The Getty announced that it was lifting restrictions on the use of images to which the Getty holds all the rights or are in the public domain. Getty President and CEO Jim Cuno made the announcement in a post on The Iris, the Getty’s blog.
“As of today, the Getty makes available, without charge, all available digital images to which the Getty holds all the rights or that are in the public domain to be used for any purpose,” wrote Cuno, citing the new program.
As a result, there are roughly 4,600 images from the J. Paul Getty Museum available in high resolution on the Getty’s website for use without restriction—representing 4,689 objects (some images show more than one object), including paintings, drawings, manuscripts, photographs, antiquities and sculpture and decorative arts. The Getty plans to add other images, until eventually all applicable Getty-owned or public domain images are available, without restrictions, online.
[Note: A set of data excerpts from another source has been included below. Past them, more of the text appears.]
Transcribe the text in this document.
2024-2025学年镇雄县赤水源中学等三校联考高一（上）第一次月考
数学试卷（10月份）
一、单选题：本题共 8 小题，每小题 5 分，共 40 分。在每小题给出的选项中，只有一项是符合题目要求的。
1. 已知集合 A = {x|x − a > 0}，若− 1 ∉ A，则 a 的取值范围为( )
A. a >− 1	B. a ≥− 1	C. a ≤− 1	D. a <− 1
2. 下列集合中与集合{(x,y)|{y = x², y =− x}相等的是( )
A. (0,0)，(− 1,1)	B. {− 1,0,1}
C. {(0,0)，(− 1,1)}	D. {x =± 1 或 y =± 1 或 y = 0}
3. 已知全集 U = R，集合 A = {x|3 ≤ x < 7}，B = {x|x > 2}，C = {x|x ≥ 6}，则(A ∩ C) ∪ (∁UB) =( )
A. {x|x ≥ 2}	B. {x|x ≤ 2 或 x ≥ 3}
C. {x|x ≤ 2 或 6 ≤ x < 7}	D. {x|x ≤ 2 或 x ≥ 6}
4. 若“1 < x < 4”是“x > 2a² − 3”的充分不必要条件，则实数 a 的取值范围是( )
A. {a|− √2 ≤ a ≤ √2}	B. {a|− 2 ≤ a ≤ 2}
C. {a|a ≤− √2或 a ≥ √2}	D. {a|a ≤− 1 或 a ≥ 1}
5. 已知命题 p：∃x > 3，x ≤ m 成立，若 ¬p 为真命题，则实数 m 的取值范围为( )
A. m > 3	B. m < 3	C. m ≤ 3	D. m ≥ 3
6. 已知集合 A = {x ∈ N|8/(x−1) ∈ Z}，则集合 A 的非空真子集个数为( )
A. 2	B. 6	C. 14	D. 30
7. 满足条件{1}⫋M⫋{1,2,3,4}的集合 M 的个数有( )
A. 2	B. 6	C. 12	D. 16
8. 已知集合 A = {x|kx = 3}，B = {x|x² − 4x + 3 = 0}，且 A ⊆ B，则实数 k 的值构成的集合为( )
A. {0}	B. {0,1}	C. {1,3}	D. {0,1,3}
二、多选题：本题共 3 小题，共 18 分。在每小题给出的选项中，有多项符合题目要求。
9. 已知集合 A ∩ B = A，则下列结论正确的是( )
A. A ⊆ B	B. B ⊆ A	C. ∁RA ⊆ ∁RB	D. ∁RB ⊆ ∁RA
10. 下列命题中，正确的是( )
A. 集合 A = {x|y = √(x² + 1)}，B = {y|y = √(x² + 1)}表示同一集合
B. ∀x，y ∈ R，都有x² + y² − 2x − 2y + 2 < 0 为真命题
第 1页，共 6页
The Getty Research Institute is currently determining which images from its special collections can be made available under this program, and the Getty Conservation Institute is working to make available images from its projects worldwide.
“The Museum is delighted to make these images available as the first step in a Getty-wide move toward open content,” said J. Paul Getty Museum Director Timothy Potts. “The Getty’s collections are greatly in demand for publications, research and a variety of personal uses, and I am pleased that with this initiative they will be readily available on a global basis to anyone with Internet access.”
Previously, the Getty Museum made images available upon request, for a fee, and granted specific use permissions with terms and conditions. Now, while the Getty requests information about the intended use, it will not restrict use of available images, and no fees apply for any use of images made available for direct download on the website.
“The Getty was founded to promote ‘the diffusion of artistic and general knowledge’ of the visual arts, and this new program arises directly from that mission,” said Cuno. “In a world where, increasingly, the trend is toward freer access to more and more information and resources, it only makes sense to reduce barriers to the public to fully experience our collections.”
“This is part of an ongoing effort to make the work of the Getty freely and universally available,” said Cuno.